I started this year with my father's brain surgery, quickly followed up with a car accident and my grandmother's death. In the haze of processing one stressful event after another, a box arrived on my doorstep, the contents of which allowed for happy tears instead of sad ones. You see, my friends, knowing the tough time I was having, sent me a care package. They all got together and organized a quick delivery of chocolates and cozy socks and a journal. A travel journal actually, because that is how much they get me.
Who knows why, but at the time, I put the journal away. I thought, "I'll use this for actual travels again some day," not to document our trip to Iowa for my grandmother's funeral. The thing is, I never could have imagined where else the year would take us, and that the pretty, blank travel log burning a hole on my desk shelf would serve a real purpose.
On Monday we left Denver again, not permanently, but still to do a very big thing. It's hard to say so in the face of my own privilege; when even though it's been a challenging year for our family, in the grand scheme of things, we've been able to sort it out. In my heart, I've been toiling with emotions that feel valid and very real, while trying to make them fit into the broader landscape of what's going on in our country and world.
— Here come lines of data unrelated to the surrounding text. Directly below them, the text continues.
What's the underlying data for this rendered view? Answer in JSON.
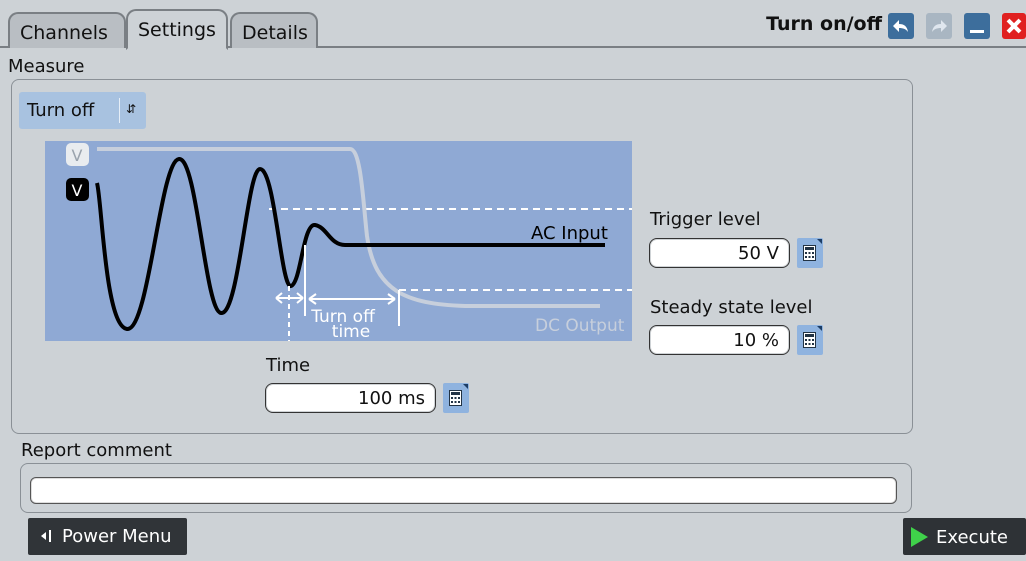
{
  "tabs": [
    {
      "label": "Channels"
    },
    {
      "label": "Settings",
      "active": true
    },
    {
      "label": "Details"
    }
  ],
  "window": {
    "title": "Turn on/off"
  },
  "measure": {
    "section_label": "Measure",
    "mode_select": {
      "value": "Turn off"
    },
    "diagram": {
      "badge_top": "V",
      "badge_bottom": "V",
      "ac_label": "AC Input",
      "dc_label": "DC Output",
      "turn_off_label_1": "Turn off",
      "turn_off_label_2": "time"
    },
    "trigger_level": {
      "label": "Trigger level",
      "value": "50 V"
    },
    "steady_state_level": {
      "label": "Steady state level",
      "value": "10 %"
    },
    "time": {
      "label": "Time",
      "value": "100 ms"
    }
  },
  "report": {
    "section_label": "Report comment",
    "value": ""
  },
  "footer": {
    "power_menu_label": "Power Menu",
    "execute_label": "Execute"
  },
  "colors": {
    "accent": "#3d6e9c",
    "close": "#e02020",
    "diagram_bg": "#8fa9d4",
    "execute_icon": "#3fd14a"
  }
}
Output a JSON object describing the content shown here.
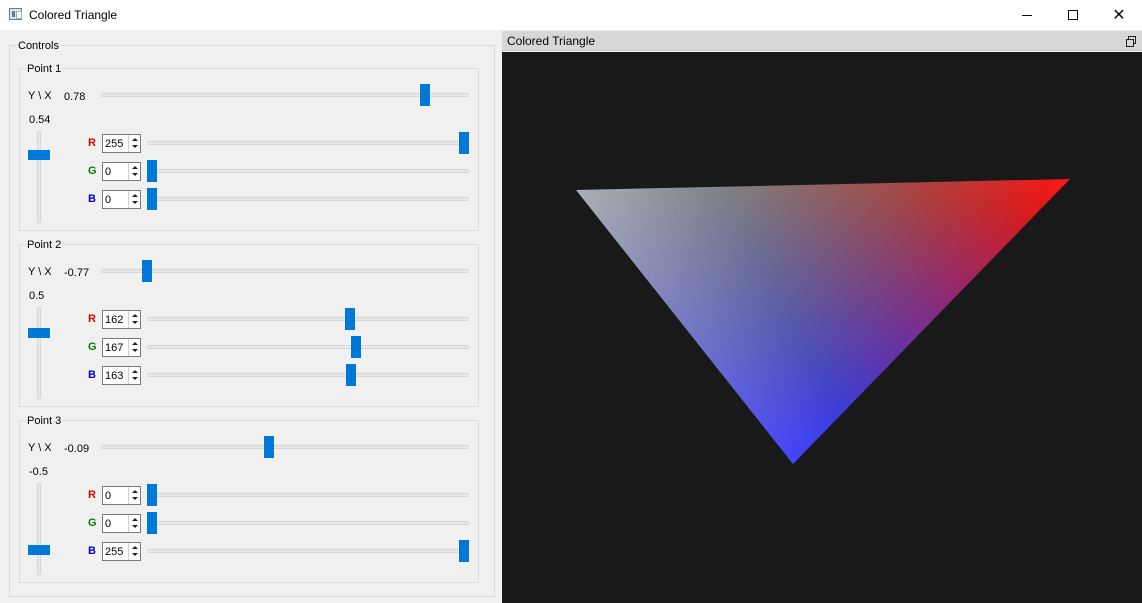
{
  "window": {
    "title": "Colored Triangle",
    "icon": "app-window-icon",
    "buttons": [
      "minimize-icon",
      "maximize-icon",
      "close-icon"
    ]
  },
  "controls": {
    "title": "Controls",
    "points": [
      {
        "title": "Point 1",
        "yx_label": "Y \\ X",
        "x": "0.78",
        "y": "0.54",
        "x_value": 0.78,
        "y_value": 0.54,
        "channels": [
          {
            "label": "R",
            "value": "255",
            "num": 255
          },
          {
            "label": "G",
            "value": "0",
            "num": 0
          },
          {
            "label": "B",
            "value": "0",
            "num": 0
          }
        ]
      },
      {
        "title": "Point 2",
        "yx_label": "Y \\ X",
        "x": "-0.77",
        "y": "0.5",
        "x_value": -0.77,
        "y_value": 0.5,
        "channels": [
          {
            "label": "R",
            "value": "162",
            "num": 162
          },
          {
            "label": "G",
            "value": "167",
            "num": 167
          },
          {
            "label": "B",
            "value": "163",
            "num": 163
          }
        ]
      },
      {
        "title": "Point 3",
        "yx_label": "Y \\ X",
        "x": "-0.09",
        "y": "-0.5",
        "x_value": -0.09,
        "y_value": -0.5,
        "channels": [
          {
            "label": "R",
            "value": "0",
            "num": 0
          },
          {
            "label": "G",
            "value": "0",
            "num": 0
          },
          {
            "label": "B",
            "value": "255",
            "num": 255
          }
        ]
      }
    ]
  },
  "render": {
    "title": "Colored Triangle",
    "restore_icon": "restore-icon",
    "background": "#191919",
    "vertex_colors": [
      "#ff0000",
      "#a2a7a3",
      "#0000ff"
    ]
  },
  "colors": {
    "accent": "#0078d7",
    "red_label": "#e00000",
    "green_label": "#008000",
    "blue_label": "#0000c8"
  }
}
So here's the honest truth, the baseline from which we're operating: We can't get a mortgage until Wander Unlimited turns two next spring, but we let our lease in Platt Park go anyway. We've got this thing going for us right now, a thing I've been calling "flexible stability", in which we've found a way to survive and be comfortable; but in terms of roots and the "American Dream", we're still quite fluid. That in itself is part of the difficulty of this life phase. We can't really dig in, and the longer the waiting lasts, the tougher it is to live in a perpetual transition.
Our solution was to make the most of it. To focus more on the "flexible" and see where it takes us. I took the travel journal from my desk and we booked some tickets to Spain. We're going to spend the fall touring around the Mediterranean, living and working and having an adventure. I don't know how long we'll be here or how it's all going to look; but if these last few years have taught me anything, it's that you can't ever know what might come up, whether you're in your own backyard or the south of France. When it's a matter of what to do next, the best option is just to say "yes".